U.S. Rep. Brett Guthrie, R-2nd District (C-SPAN screenshot) |
Guthrie, a Republican who represents the Second District, is in line to lead the health subcommittee of the House Energy and Commerce Committee when the new Congress convenes next month.
Asked about the evolution of the GOP's health agenda since the days when the party wanted to "repeal and replace" the Affordable Care Act of 2010, Guthrie said there are still things that need to be done with the ACA, noting that the Inflation Reduction Act recently "took $288 billion out of Medicare . . . and put it into subsidies for the Affordable Care Act."
Actually, $288 billion was not literally removed from Medicare to pay for the ACA subsidies that were increased as part of the Inflation Reduction Act. Instead, the Congressional Budget Office estimated that provisions in the Act to lower prescription-drug costs in Medicare and reduce drug spending by the federal government would reduce the federal budget by $288 billion over 10 years.
Asked about this, Guthrie's office explained in an e-mail that under budget reconciliation rules, new spending cannot be added to the deficit without it being offset. The cost of the enhanced ACA subsidies was only $33 billion, but his office said, "Rep. Guthrie was making the argument, given the score and the reconciliation rules, that these savings from Medicare are being used to offset other parts of the Inflation Reduction Act, including ACA subsidies."
Guthrie's office said he introduced an amendment to the Act to not allow the savings from Medicare to be used to "pay for or offset any program, activity or expenditure that is not with respect to the Medicare program under such title," but the amendment was not considered.
In the Dec. 7 Axios interview, Guthrie said of the ACA, "It's not sustainable. . . . Prices keep going up, we subsidize it and it's pricing people out of the marketplace, which still needs to be addressed."
Guthrie said another priority for his subcommittee will be oversight of the implementation of the provisions in the Inflation Reduction Act that authorize Medicare to negotiate prices with drug manufacturers.
He said that the worst thing that can happen in the negotiations is that they will reduce innovation by drug makers, noting that one company has already announced it will not do a third-phase study of a new drug because of concerns about pricing going forward.
"We want more innovation, not less," Guthrie said. "And I'm afraid that's where we're going."
The CBO estimates that the drug pricing and negotiation provisions in the Act "will have a very modest impact on the number of new drugs coming to market in the U.S. over the next 30 years; 13 fewer out of 1,300 or a reduction of 1%," reports the Kaiser Family Foundation.
Guthrie said Republicans will also focus on price transparency, calling it a bipartisan issue that has not yet been resolved.
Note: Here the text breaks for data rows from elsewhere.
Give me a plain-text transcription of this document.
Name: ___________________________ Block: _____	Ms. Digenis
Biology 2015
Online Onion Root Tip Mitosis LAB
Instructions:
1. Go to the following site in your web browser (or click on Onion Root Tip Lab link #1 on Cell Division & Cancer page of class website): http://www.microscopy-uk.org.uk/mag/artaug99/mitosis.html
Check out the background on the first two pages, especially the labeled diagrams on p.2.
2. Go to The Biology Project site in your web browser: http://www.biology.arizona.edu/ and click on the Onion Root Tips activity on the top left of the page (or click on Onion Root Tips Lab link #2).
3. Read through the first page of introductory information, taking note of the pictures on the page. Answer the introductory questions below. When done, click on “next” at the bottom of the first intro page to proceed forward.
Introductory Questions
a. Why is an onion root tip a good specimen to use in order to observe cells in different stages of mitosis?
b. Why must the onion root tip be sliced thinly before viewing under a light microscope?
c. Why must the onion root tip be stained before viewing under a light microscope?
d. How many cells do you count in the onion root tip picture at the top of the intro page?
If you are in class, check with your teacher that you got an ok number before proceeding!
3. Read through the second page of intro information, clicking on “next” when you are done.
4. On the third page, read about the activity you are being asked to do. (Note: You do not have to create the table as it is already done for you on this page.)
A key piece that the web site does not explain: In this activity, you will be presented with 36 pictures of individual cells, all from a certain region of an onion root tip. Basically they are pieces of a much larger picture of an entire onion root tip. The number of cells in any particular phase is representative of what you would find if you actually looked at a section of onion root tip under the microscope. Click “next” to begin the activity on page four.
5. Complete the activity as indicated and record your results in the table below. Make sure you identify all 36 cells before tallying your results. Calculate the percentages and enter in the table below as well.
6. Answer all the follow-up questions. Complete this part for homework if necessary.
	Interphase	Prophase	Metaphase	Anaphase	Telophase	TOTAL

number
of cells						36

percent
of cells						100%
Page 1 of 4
The Trump administration required hospitals to disclose the rates they privately negotiate with insurers and also provide online, searchable rates for 300 common services.
"I think we need to make sure that information is out there," Guthrie said. "We need to expose if the price is right, then that's what the price is, but my guess is there seems to be a lot of steps in the supply chain of health care and we're not sure of the value of every step."
Guthrie also said it will be important to investigate where Covid-19 originated as a way to prepare for future pandemics. "The purpose is to lead to legislation or information that we need to move forward," he said. "One of my biggest concerns as we look at what's moving forward is bringing trust back into our institutions. . . . We need to know that the groups that are supposed to put forth science are putting forth science in the public sphere so the policy makers can make decisions in the public and have confidence."
As an example, he pointed to White House medical adviser Dr. Anthony Fauci's early dismissal of the idea that the virus came from a lab in China, even though "We now know that it probably did come from there." That is a matter of opinion, and the stated view of most experts is that the virus originated naturally.
Guthrie is co-chair of the Republican Healthy Future Task Force, which has put together a list of proposals that seeks to improve health-care choices for workers and small business owners, promotes innovation and transparency and lowers costs and increases options through competition.
Inside Health Policy, reporting on its own interview with Guthrie, says that "If tapped as chair, he would focus on medical-product innovation, price transparency and health-agency oversight, including looking into FDA’s use of emergency use authorizations to ascertain lessons for future pandemics and the agency’s response to the infant-formula shortage to improve its handling of ongoing drug-supply issues."